VILNIUS—Briton Mark Adam Harold, also known as Mark Splinter, this city’s sole foreign elected City Council member, spoke out in an interview published today in 15min.lt calling for the city to accept the 2015 petition of a group of intellectuals to remove plaques honoring Holocaust collaborator Jonas Noreika. In his reply to a pointed question, he also added that the city-center street named for Nazi collaborator Kazys Škirpa be renamed for Righteous of the Nations (rescuers of civilians targeted for death by the Nazis and their local partners). He also challenged the city’s mayor, implying that there might be an element of cowardice in failure to undertake simple measures that would immeasurably improve the international reputation of Lithuania’s storied capital.

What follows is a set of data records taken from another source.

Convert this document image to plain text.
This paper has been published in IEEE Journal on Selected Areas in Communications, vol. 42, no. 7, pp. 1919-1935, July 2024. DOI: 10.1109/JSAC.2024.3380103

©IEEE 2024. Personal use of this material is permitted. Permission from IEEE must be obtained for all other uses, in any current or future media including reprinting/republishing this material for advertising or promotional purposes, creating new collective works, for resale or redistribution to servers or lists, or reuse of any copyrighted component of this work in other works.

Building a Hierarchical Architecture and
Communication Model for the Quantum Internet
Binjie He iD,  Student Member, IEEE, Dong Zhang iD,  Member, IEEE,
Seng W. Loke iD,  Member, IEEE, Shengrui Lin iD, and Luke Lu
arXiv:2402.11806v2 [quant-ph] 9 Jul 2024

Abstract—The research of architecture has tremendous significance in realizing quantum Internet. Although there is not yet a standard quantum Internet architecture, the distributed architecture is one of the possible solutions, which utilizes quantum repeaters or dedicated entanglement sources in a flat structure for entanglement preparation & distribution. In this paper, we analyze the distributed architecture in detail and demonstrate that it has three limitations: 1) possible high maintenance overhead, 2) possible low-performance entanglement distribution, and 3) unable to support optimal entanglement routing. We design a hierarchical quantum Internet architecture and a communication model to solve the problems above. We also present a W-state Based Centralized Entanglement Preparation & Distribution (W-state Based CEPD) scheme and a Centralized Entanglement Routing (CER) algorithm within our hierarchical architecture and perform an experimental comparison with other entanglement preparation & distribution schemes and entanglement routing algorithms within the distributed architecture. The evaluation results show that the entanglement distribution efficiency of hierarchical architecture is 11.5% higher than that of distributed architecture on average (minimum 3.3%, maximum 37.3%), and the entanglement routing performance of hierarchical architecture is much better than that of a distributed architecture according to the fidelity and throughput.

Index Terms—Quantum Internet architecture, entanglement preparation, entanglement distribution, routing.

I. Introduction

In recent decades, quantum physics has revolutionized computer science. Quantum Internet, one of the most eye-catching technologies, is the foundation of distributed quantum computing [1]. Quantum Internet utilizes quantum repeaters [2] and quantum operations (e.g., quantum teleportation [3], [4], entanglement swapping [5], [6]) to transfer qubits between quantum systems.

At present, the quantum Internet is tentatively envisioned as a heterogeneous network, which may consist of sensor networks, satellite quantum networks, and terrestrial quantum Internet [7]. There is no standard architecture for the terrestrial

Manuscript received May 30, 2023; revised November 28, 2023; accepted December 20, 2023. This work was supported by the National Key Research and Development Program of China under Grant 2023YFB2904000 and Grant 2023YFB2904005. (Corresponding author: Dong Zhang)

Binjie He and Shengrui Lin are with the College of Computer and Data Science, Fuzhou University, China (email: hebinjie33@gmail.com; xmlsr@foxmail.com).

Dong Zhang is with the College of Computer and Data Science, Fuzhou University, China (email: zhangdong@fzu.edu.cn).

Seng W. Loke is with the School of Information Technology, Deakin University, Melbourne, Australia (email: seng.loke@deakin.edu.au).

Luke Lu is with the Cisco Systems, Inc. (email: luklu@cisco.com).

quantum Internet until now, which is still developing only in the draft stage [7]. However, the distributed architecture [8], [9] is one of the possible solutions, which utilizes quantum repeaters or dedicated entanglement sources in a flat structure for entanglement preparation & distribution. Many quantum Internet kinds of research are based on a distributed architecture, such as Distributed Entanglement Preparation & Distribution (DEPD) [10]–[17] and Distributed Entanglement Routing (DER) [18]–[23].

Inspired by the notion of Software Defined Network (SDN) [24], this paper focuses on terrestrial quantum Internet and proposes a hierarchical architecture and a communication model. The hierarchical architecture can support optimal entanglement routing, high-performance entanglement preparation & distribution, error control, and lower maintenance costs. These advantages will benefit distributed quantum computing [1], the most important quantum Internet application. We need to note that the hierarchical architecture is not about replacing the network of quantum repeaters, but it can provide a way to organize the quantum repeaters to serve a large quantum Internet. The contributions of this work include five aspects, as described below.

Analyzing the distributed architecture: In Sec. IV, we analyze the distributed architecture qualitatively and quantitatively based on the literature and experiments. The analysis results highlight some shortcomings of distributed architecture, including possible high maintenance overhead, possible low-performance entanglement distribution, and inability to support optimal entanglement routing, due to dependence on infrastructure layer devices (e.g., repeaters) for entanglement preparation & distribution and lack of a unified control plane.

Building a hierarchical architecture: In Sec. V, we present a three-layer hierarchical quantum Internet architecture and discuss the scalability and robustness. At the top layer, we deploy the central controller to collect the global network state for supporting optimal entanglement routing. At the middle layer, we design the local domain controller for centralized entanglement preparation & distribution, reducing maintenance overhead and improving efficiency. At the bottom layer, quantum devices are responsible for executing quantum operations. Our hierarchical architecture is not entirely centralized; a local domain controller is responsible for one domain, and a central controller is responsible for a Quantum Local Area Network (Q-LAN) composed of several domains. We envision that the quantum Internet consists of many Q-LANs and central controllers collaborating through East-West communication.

The councilman’s comments appear to make him the first elected official to publicly support positions advocated by Defending History over the years, and those expressed for decades by Milan Chersonski, long-time editor (1999-2011) of the Jewish Community’s official newspaper. See our page on state shrines glorifying collaborators; DH’s section on collaborators glorified; also, our specific challenges to the mayor, and section on his record to date. At the same time, DH has hastened to praise the mayor for decisions and events representing progress in town. The international community is eager for his much delayed response to the group of major Litvak rabbis from around the world who came to plead with him to move the national convention center project away from the old Jewish cemetery, a project that has harmed the city’s reputation internationally (see paper trail and summary).

While the deeds of the major Holocaust collaborators honored throughout Lithuania have been well known to historians for decades, it is human rights advocate Evaldas Balčiūnas who has systematically brought them to the attention of the Lithuanian reading public, and via Defending History, since 2011, to the English reading world (see also our editor’s New York Times letter of 2013). Instead of being honored by Vilnius’s town council or other state and municipal bodies, Mr. Balčiūnas continues to be harassed by prosecutors and police for his articles (see Free Speech section). Defending History has turned out local members of its community to support him morally at each and every hearing. It would augur well for Vilnius to also put an end to its being the venue for prosecutions of truth tellers about the Holocaust as much as it being home to glorifying memorials for those who assisted Hitler’s final solution, which wiped out 96.4% of Lithuanian Jewry.